İrfan, o yıllarda Üniversiteler öğrenime ara verdiği için, Ödemiş'e dönmüş, bizim eczanenin karşısındaki bir tapu takip bürosunda çalışıyordu. Mehmet de onun yanına gelip giderken dost olduk. Sanırım, Mehmet'in Okulu da olaylar sebebiyle kapanmış, pek çok genç gibi o da yaşadığı şehre dönmüştü. Müşterek yönümüz, Türk Milliyetçiliği idi. Uzun uzun dertleştiğimiz günleri hatırlıyorum.
O günlerde, Ülkü Ocakları'nın bünyesindeki gençler, yayınlanan milliyetçi dergilerden bana da getirirler, ayrıca kimlere satabilecekleri yönünden yardımcı olurdum. Zira 20 yaşında gençler, çevreleri ne kadar olur ki?
Sonunda 12 Eylül 1980 Askeri Darbesi. Pek çok Üniversiteli arkadaşı ile bizim can dostumuz Mustafa Basmacı ve sevgili Bacanağım Mehmet Coşkun ve daha aklıma şu anda gelmeyen nice arkadaşım, can güvenliği kalmayan ülkemizde evlerinde silâh bulundurdukları için tevkif edildiler. Yüzbinlerce masum insan gibi.
İrfan Uvaçin ile Mehmet Darcan kardeşim, sular durulunca okullarına döndüler. Tahsillerini tamamlayıp, ileriki yıllarda doğup büyüdükleri şehir olan Ödemiş'e dönüp, eğitim camiasının sevilen simaları olarak görevlerini devam ettiriyorlardı. Taa… Pazartesi gününe kadar. Mehmet, geçirdiği kalp krizi sonucu ameliyata alınmış, maalesef kurtarılamadı. Salı günü (dün) binlerce Ödemişlinin, meslektaşlarının ve yüzlerce öğrencisinin gözyaşları ile toprağa verildi. Kubbeli Camii dolduran, mezarlığa kadar gelerek son görevini yapan öğrencileri beni çok duygulandırdı. Sevilmek bu olsa gerek. Kederli eşine, evlâtlarına, meslektaşlarına, öğrencilerine ve eğitim camiasına sabırlar dilerim. Nurlar içinde yat sevgili kardeşim.
Not: Cenaze, Ödemiş Kubbeli Camii'nden öğleyin kaldırıldı. Malûm olduğu üzere bu camii, küçük ayni zamanda dar yollardan ulaşılabilen camiimizdir. Böyle durumlarda, merhumun mensup olduğu okul, kurum yönetimleri, aile ile diyaloğa geçerek, yaşanılacak izdihamı göz önüne alarak fikir teatisinde bulunup, daha büyük bir camii tercih edilmelidir. Kriz masası ille afetlerde değil, bu gibi hallerde de gereklidir. Anlaşılan ülkemizde yaşanan kaht-ı rical şehirlerimizde de kendini gösteriyor.

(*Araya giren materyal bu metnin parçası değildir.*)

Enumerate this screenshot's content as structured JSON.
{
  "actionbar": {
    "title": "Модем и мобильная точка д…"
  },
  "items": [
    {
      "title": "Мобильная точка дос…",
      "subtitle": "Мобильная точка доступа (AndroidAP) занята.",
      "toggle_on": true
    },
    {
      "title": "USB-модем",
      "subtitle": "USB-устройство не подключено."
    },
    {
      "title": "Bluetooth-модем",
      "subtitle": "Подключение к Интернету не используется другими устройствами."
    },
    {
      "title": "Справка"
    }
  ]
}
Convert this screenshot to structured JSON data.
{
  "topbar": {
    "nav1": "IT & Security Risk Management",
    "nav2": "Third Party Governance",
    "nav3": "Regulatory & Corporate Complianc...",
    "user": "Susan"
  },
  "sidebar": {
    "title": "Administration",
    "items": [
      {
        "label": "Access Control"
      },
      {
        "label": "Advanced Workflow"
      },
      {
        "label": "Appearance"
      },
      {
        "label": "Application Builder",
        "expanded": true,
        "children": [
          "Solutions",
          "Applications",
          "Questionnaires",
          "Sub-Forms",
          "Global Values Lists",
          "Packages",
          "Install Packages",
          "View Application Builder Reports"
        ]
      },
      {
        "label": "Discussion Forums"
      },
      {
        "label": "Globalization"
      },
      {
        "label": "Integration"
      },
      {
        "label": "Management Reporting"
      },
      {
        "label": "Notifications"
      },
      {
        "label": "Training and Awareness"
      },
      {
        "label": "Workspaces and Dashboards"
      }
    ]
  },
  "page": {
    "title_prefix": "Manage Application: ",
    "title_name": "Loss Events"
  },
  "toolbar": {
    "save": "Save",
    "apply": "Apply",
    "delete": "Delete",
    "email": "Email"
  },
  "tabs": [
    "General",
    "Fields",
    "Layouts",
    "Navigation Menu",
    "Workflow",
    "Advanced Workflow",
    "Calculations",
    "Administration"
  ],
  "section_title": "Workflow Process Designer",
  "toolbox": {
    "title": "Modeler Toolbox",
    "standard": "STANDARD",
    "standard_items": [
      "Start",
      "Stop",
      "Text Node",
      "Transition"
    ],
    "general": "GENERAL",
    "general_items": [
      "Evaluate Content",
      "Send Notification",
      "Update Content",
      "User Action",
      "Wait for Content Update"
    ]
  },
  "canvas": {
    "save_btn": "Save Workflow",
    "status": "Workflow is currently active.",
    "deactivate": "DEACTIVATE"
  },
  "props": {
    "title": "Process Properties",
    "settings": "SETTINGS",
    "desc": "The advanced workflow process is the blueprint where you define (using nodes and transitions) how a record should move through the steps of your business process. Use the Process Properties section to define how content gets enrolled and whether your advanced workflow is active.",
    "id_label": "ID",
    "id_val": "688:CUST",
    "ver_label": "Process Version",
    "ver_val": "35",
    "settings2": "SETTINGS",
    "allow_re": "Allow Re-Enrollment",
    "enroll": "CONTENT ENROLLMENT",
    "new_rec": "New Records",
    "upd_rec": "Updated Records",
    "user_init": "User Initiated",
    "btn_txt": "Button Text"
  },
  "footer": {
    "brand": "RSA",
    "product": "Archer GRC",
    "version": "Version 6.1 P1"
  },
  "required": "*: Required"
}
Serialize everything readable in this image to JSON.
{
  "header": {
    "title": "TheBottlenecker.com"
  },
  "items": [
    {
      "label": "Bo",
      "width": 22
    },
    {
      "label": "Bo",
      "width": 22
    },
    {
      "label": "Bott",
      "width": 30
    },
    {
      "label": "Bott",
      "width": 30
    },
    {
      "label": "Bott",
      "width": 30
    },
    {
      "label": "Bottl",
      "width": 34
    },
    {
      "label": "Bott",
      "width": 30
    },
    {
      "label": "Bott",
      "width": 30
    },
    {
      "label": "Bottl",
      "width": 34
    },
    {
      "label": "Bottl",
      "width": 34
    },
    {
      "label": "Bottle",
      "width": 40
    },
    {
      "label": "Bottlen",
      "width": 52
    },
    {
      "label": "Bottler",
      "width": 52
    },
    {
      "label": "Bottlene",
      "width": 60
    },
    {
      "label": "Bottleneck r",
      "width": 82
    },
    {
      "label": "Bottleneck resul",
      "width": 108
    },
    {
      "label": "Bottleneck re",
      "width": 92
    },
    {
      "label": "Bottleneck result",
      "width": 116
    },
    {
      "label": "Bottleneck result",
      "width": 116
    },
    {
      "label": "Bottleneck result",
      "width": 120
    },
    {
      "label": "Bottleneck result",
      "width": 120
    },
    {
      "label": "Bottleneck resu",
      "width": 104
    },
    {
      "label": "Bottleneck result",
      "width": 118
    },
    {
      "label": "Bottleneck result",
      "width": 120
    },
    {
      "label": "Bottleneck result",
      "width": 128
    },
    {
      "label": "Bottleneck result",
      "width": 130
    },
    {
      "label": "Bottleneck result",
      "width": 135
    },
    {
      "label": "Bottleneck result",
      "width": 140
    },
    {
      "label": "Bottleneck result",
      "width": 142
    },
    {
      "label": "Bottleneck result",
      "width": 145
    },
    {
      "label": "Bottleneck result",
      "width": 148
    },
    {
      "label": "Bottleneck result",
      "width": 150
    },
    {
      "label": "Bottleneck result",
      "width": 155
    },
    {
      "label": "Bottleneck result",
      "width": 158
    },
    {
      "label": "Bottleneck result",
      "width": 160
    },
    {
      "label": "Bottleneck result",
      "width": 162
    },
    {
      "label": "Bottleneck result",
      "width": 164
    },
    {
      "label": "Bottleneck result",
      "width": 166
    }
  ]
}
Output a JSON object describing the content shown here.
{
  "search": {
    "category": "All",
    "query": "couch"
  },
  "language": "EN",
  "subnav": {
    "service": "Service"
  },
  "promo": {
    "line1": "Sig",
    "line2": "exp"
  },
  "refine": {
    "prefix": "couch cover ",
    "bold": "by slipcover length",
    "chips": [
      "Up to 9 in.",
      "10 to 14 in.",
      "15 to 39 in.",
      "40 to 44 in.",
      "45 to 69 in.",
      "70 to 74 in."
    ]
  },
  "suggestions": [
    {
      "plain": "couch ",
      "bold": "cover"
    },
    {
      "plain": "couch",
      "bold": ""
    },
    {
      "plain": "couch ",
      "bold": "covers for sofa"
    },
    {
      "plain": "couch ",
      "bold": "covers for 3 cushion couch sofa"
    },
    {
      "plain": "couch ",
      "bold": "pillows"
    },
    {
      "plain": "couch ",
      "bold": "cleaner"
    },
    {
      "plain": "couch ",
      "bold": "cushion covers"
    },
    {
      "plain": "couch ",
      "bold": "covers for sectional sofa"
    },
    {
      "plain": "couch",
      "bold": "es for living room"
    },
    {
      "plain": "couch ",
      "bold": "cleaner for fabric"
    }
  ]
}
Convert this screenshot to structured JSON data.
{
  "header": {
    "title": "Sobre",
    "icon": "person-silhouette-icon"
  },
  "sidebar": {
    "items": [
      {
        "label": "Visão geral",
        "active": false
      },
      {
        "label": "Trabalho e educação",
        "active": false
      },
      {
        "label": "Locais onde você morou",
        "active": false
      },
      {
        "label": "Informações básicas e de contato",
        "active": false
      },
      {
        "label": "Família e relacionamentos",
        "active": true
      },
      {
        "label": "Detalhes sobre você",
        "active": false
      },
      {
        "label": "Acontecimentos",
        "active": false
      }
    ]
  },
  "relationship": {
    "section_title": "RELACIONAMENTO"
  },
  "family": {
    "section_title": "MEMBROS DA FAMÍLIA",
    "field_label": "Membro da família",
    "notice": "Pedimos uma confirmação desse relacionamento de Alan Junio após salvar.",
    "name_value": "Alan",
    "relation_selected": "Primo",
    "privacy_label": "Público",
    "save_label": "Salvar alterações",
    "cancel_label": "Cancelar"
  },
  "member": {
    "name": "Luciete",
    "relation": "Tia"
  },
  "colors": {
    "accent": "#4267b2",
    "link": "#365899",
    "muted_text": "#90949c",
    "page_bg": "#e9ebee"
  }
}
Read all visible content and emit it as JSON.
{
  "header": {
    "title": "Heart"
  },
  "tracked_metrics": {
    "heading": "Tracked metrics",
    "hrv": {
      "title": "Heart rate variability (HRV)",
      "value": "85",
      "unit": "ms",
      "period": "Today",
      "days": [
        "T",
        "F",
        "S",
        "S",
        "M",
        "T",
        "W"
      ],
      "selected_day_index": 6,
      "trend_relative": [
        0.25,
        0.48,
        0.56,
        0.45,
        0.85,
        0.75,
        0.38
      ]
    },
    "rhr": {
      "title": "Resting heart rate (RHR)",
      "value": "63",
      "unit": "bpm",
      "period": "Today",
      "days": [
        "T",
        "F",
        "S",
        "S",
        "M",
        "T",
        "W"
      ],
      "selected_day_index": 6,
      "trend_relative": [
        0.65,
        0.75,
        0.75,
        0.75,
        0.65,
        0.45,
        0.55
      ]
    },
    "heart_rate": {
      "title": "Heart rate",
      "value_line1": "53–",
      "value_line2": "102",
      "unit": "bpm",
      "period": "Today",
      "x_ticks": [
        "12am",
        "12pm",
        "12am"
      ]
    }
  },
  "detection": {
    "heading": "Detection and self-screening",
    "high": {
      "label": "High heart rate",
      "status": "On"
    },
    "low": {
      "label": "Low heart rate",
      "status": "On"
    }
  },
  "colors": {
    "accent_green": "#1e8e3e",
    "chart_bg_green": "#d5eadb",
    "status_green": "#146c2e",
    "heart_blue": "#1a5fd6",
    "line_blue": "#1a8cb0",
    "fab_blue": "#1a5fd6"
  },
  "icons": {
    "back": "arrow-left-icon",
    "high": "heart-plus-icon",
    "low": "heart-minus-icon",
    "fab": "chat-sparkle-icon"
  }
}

Öğle ezanı okunurken, camii avlusundaki şadırvandan abdestini alan belki yüz öğrenci izdihamdan ve bahçeye yazgı konulmadığından vakit namazlarını kılamadılar. Hocalar istediği kadar bağırsın gençleri camie getirin diye. Gelen gence imkân sağlayamıyorsak, onlara içeride yer açamıyorsak, vah halimize. Organizasyon eksikliğimiz var efendim. Ayrıca, yüzlerce araç, camii çevresindeki yollarda kilit oldu. Trafik polislerinin çabalarına rağmen, uzun dakikalar trafik keşmekeşi yaşandı.